The onset-to-hospitalisation (onset_to_hosp) and
onset-to-death (onset_to_death) arguments can also be set
to NULL in which case the date of admission
($date_admission) and date of death
($date_death) column in the line list will contains
NAs.
linelist <- sim_linelist(
contact_distribution = contact_distribution,
infectious_period = infectious_period,
prob_infection = 0.5,
onset_to_hosp = NULL,
onset_to_death = NULL,
hosp_risk = NULL,
hosp_death_risk = NULL,
non_hosp_death_risk = NULL
)
head(linelist)
#> id case_name case_type sex age date_onset date_reporting date_admission
#> 1 1 Aaron Yang confirmed m 66 2023-01-01 2023-01-01 <NA>
#> 2 3 Lisa Sides confirmed f 58 2023-01-03 2023-01-03 <NA>
#> 3 4 Samantha Smith confirmed f 69 2023-01-01 2023-01-01 <NA>
#> 4 5 Siraaj el-Imam confirmed m 25 2023-01-08 2023-01-08 <NA>
#> 5 6 Afnaan el-Hakim probable f 66 2023-01-02 2023-01-02 <NA>
#> 6 7 Trevor Thompson suspected m 81 2023-01-12 2023-01-12 <NA>
#> outcome date_outcome date_first_contact date_last_contact ct_value
#> 1 recovered <NA> <NA> <NA> 26.5
#> 2 recovered <NA> 2022-12-29 2023-01-03 28.1
#> 3 recovered <NA> 2022-12-31 2023-01-01 25.2
#> 4 recovered <NA> 2023-01-01 2023-01-07 23.5
#> 5 recovered <NA> 2022-12-27 2023-01-08 NA
#> 6 recovered <NA> 2023-01-01 2023-01-10 NAThis same functionality also applies to sim_outbreak().

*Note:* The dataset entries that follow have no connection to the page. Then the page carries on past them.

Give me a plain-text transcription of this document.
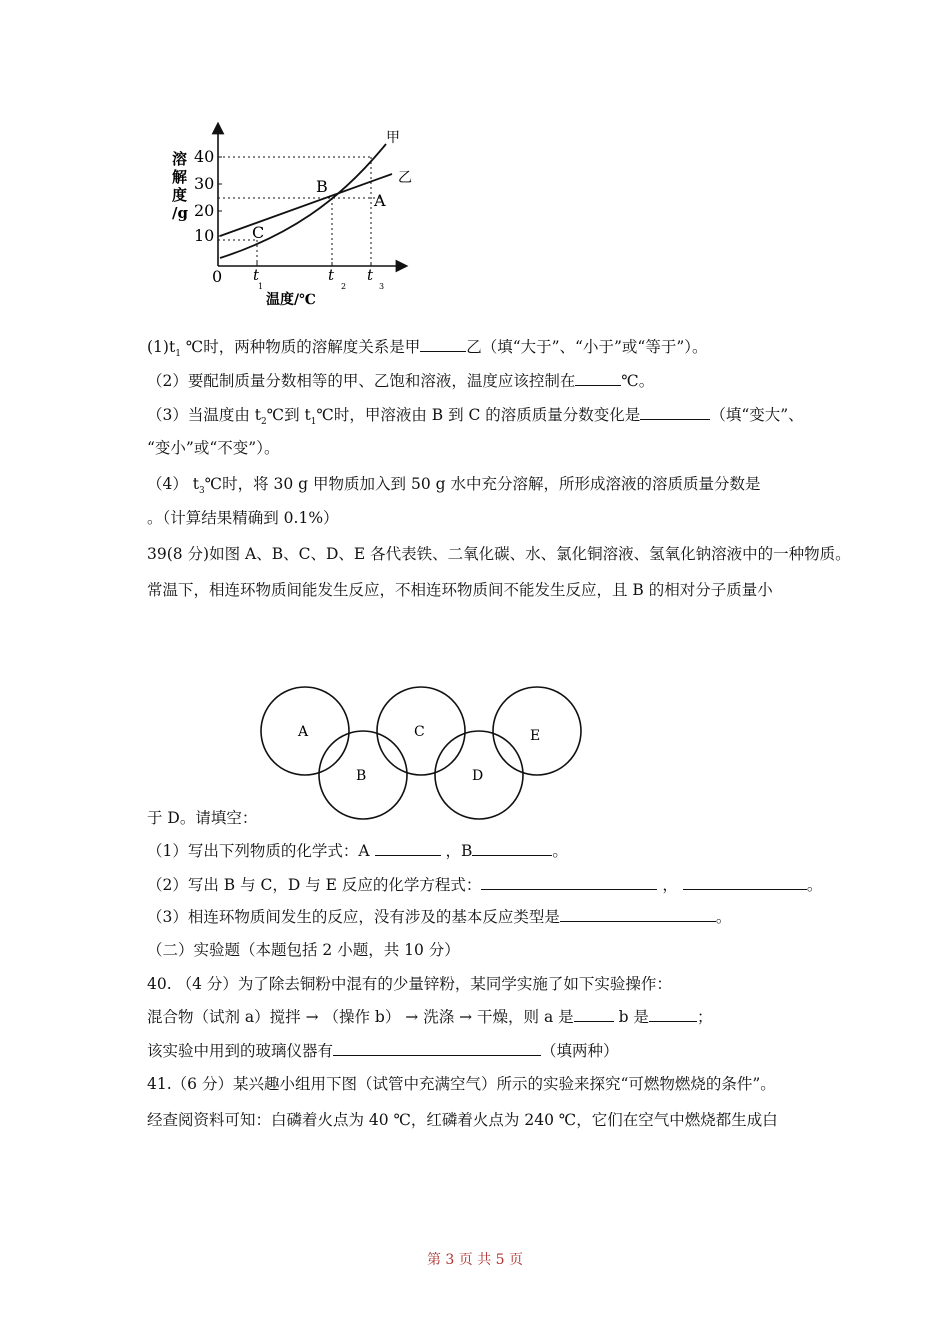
溶
解
度
/g
40
30
20
10
0 t
1
t
2
t
3
温度/℃
甲
乙
B
A
C
$(1)t_1$ ℃时，两种物质的溶解度关系是甲	乙（填“大于”、“小于”或“等于”）。
（2）要配制质量分数相等的甲、乙饱和溶液，温度应该控制在	℃。
（3）当温度由 $t_2℃$到 $t_1℃$时，甲溶液由 B 到 C 的溶质质量分数变化是	（填“变大”、
“变小”或“不变”）。
（4） $t_3℃$时，将 30 g 甲物质加入到 50 g 水中充分溶解，所形成溶液的溶质质量分数是
。（计算结果精确到 0.1%）
39(8 分)如图 A、B、C、D、E 各代表铁、二氧化碳、水、氯化铜溶液、氢氧化钠溶液中的一种物质。
常温下，相连环物质间能发生反应，不相连环物质间不能发生反应，且 B 的相对分子质量小
A
B
C
D
E
于 D。请填空：
（1）写出下列物质的化学式：A	，B	。
（2）写出 B 与 C，D 与 E 反应的化学方程式：	，	。
（3）相连环物质间发生的反应，没有涉及的基本反应类型是	。
（二）实验题（本题包括 2 小题，共 10 分）
40. （4 分）为了除去铜粉中混有的少量锌粉，某同学实施了如下实验操作：
混合物（试剂 a）搅拌 → （操作 b） → 洗涤 → 干燥，则 a 是	b 是	；
该实验中用到的玻璃仪器有	（填两种）
41.（6 分）某兴趣小组用下图（试管中充满空气）所示的实验来探究“可燃物燃烧的条件”。
经查阅资料可知：白磷着火点为 40 ℃，红磷着火点为 240 ℃，它们在空气中燃烧都生成白
第 3 页 共 5 页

In the above example, hosp_risk,
hosp_death_risk and non_hosp_death_risk are
set to NULL. If the risk (*_risk) arguments
are left as numeric inputs but the corresponding onset-to-event
distribution (i.e. hosp_risk for onset_to_hosp
and hosp_death_risk and non_hosp_death_risk
for onset_to_death) are set to NULL a warning
will be produced. The example above simulates with neither
hospitalisation or deaths, but these do not need to be turned
off together, and one or the other can be set to NULL
with their corresponding risk arguments.